There’s an early scene in the movie where a nerdy kid attempts to flirt with Susan, much to her dismay. The scene comes off as very mean-spirited humor, and it’s nowhere in the original book. The author C.S. Lewis was a nerd himself who had a difficult time with women; he would never have written a scene like that. I was hoping that this scene would be missing from this edit, but it’s still here. Nonetheless, I can see Sobo’s reasoning. The nerdy kid appears again in the very end scene, and there’s no editing around him, so Sobo likely kept him for visual continuity.
(Major spoilers ahead in the next paragraph!)

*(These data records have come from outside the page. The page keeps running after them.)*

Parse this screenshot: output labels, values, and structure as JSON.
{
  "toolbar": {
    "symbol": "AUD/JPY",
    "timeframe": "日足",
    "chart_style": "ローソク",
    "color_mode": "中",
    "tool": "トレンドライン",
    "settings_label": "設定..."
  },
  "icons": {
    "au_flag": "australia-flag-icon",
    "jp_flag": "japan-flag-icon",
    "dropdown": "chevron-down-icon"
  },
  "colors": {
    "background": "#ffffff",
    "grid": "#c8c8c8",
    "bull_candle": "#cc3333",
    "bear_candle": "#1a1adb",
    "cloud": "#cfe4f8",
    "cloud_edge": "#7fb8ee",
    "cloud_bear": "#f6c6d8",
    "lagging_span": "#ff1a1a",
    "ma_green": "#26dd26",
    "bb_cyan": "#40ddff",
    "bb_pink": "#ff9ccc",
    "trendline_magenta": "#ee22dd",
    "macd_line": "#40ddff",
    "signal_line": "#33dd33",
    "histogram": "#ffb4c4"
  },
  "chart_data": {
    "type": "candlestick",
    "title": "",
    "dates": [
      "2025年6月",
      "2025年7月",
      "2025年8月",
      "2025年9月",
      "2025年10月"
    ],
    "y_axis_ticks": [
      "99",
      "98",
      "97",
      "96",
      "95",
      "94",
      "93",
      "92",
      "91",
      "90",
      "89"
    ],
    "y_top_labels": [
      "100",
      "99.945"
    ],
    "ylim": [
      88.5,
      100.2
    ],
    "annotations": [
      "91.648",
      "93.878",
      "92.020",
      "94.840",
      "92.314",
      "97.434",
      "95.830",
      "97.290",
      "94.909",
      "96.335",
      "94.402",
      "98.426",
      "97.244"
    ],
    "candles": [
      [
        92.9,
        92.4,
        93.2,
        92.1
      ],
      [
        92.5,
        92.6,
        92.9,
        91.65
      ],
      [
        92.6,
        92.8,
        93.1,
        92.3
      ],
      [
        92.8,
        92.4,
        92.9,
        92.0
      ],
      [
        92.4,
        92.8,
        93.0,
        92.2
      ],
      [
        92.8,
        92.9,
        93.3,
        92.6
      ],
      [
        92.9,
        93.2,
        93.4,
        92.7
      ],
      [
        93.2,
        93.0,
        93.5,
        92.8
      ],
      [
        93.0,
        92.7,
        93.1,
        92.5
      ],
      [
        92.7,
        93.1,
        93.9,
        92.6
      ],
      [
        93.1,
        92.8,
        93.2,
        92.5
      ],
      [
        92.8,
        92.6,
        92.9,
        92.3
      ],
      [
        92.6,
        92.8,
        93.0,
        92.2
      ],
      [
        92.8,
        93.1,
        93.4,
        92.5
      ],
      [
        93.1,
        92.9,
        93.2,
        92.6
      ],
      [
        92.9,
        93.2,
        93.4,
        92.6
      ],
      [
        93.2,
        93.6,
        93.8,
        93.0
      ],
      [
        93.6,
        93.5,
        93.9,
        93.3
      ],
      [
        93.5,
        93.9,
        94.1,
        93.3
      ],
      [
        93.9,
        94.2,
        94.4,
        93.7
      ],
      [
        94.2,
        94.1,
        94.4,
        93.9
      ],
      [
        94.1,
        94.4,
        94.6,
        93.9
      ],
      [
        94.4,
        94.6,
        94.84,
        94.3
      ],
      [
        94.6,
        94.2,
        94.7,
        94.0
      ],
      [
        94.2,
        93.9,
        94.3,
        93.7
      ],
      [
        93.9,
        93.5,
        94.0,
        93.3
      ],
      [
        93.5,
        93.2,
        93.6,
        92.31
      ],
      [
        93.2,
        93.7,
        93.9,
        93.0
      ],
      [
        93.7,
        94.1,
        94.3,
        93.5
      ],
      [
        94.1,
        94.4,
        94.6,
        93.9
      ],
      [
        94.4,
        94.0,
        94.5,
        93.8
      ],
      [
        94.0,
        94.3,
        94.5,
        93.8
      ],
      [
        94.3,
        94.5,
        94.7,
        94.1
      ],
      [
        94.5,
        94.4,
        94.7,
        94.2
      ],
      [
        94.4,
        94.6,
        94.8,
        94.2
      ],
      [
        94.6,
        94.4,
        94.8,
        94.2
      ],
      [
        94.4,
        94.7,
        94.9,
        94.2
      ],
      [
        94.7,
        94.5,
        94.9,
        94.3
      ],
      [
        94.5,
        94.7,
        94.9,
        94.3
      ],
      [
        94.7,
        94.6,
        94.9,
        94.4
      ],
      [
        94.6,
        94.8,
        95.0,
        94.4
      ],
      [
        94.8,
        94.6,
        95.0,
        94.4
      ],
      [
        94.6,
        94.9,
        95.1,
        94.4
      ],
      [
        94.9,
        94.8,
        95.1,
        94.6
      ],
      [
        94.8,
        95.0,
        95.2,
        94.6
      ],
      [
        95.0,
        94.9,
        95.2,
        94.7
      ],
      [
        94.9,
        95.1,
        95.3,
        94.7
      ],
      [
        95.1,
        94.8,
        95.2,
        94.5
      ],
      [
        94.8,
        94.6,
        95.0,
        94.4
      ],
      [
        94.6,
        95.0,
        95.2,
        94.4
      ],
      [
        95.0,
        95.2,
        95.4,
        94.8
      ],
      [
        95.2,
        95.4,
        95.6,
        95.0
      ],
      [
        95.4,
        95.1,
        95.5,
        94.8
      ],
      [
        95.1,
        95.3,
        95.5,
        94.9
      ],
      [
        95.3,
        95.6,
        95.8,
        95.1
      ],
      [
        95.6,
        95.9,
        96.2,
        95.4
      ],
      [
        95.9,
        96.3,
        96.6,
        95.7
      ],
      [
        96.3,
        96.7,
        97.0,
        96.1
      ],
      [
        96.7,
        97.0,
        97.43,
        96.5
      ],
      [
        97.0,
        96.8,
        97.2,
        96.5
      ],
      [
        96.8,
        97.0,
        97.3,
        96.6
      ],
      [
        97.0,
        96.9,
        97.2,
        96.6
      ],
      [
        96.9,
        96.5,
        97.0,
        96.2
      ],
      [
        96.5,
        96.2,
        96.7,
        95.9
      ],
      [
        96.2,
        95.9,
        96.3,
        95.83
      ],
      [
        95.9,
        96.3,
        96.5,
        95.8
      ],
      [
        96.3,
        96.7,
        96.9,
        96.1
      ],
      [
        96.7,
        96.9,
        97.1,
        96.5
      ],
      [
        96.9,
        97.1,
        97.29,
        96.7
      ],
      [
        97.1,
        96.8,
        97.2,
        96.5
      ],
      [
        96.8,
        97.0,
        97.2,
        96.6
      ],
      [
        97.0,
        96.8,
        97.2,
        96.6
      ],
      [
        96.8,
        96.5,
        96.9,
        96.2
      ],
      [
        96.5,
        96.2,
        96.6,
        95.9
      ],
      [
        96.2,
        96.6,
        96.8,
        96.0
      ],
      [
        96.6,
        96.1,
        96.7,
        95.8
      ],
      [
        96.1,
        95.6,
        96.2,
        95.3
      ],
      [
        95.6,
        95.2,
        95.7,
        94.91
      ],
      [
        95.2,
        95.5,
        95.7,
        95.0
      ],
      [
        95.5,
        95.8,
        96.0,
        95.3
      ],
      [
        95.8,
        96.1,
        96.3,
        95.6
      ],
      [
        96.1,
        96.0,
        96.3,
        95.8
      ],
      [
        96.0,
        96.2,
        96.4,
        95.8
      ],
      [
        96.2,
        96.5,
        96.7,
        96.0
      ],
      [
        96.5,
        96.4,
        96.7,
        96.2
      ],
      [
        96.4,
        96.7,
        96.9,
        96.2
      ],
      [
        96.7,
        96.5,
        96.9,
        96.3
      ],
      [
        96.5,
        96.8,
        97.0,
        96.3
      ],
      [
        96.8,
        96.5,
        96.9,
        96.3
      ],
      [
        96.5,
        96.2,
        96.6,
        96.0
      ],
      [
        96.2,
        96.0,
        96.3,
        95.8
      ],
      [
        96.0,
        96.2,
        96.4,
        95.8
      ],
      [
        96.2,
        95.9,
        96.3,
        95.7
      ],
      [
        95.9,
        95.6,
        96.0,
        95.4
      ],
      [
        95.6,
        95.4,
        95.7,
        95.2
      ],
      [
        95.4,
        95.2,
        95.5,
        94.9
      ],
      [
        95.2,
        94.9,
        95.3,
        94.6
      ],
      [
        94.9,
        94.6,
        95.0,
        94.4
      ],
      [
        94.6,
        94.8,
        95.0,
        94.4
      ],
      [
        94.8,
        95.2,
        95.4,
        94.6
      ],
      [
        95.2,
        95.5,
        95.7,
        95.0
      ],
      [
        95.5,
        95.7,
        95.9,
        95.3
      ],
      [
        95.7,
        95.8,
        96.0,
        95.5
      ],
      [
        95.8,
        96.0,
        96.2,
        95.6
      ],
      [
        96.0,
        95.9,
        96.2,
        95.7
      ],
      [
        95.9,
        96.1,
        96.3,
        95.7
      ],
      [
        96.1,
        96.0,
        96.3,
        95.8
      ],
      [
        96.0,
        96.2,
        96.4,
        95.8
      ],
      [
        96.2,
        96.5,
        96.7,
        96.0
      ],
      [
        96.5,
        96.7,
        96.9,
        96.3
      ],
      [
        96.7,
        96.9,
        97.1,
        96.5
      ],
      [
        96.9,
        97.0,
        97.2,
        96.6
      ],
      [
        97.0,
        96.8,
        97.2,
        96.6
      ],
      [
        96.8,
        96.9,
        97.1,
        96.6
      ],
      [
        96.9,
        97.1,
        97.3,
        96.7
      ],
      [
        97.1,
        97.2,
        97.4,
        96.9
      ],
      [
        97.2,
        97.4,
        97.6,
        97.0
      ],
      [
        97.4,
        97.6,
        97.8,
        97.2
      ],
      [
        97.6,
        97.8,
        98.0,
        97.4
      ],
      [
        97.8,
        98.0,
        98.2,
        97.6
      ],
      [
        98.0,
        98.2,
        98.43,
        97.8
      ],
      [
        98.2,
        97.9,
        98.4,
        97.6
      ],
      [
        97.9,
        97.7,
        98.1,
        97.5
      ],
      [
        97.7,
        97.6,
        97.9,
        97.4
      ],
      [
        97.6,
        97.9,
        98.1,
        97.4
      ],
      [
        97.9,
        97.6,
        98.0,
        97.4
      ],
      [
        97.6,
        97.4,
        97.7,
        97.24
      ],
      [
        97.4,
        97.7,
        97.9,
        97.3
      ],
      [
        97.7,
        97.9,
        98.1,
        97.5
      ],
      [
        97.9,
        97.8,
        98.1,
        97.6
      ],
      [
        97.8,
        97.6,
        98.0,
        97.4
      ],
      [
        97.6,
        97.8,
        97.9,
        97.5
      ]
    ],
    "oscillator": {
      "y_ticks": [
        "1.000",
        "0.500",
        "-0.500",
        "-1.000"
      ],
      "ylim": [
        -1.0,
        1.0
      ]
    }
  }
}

As with the other reviewers, I do have to say that I kind of wish that Sobo had kept the scene where Trumpkin tries to resurrect the White Witch, but simply cut it shorter. Certainly, the scene in the movie is a disaster. Caspian shouldn’t be so easily tempted, and the White Witch gets way too close to actually coming back to life. However, with this scene missing, Trumpkin disappears inexplicably from the rest of the edit. Plus, Edmund shattering the image of the Witch is one of the few things added for the movie that I actually like. It shows how much he’s really changed. Having said all that, I haven’t tried editing this scene myself, and it may be that with all the other material cut, the scene simply didn’t flow or work anymore.
(End of major spoilers.)
I think that few people watching this edit realize how much work went into the last scene. Sobo opted for a silent, heartwarming return to Earth with just the music (“The Call” by Regina Spektor) and the actors’ expressions carrying the scene. But the scene originally had dialogue along with the Spektor song. So he removed the dialogue, added back in the music, and then painstakingly assembled sound effects for a train station from scratch! The effect is so seamless that you may not even notice it, but it’s extremely well done.
Bravo to SoboFilms for a terrific edit! I can’t wait to see his completed take on the next film, Voyage of the Dawn Treader.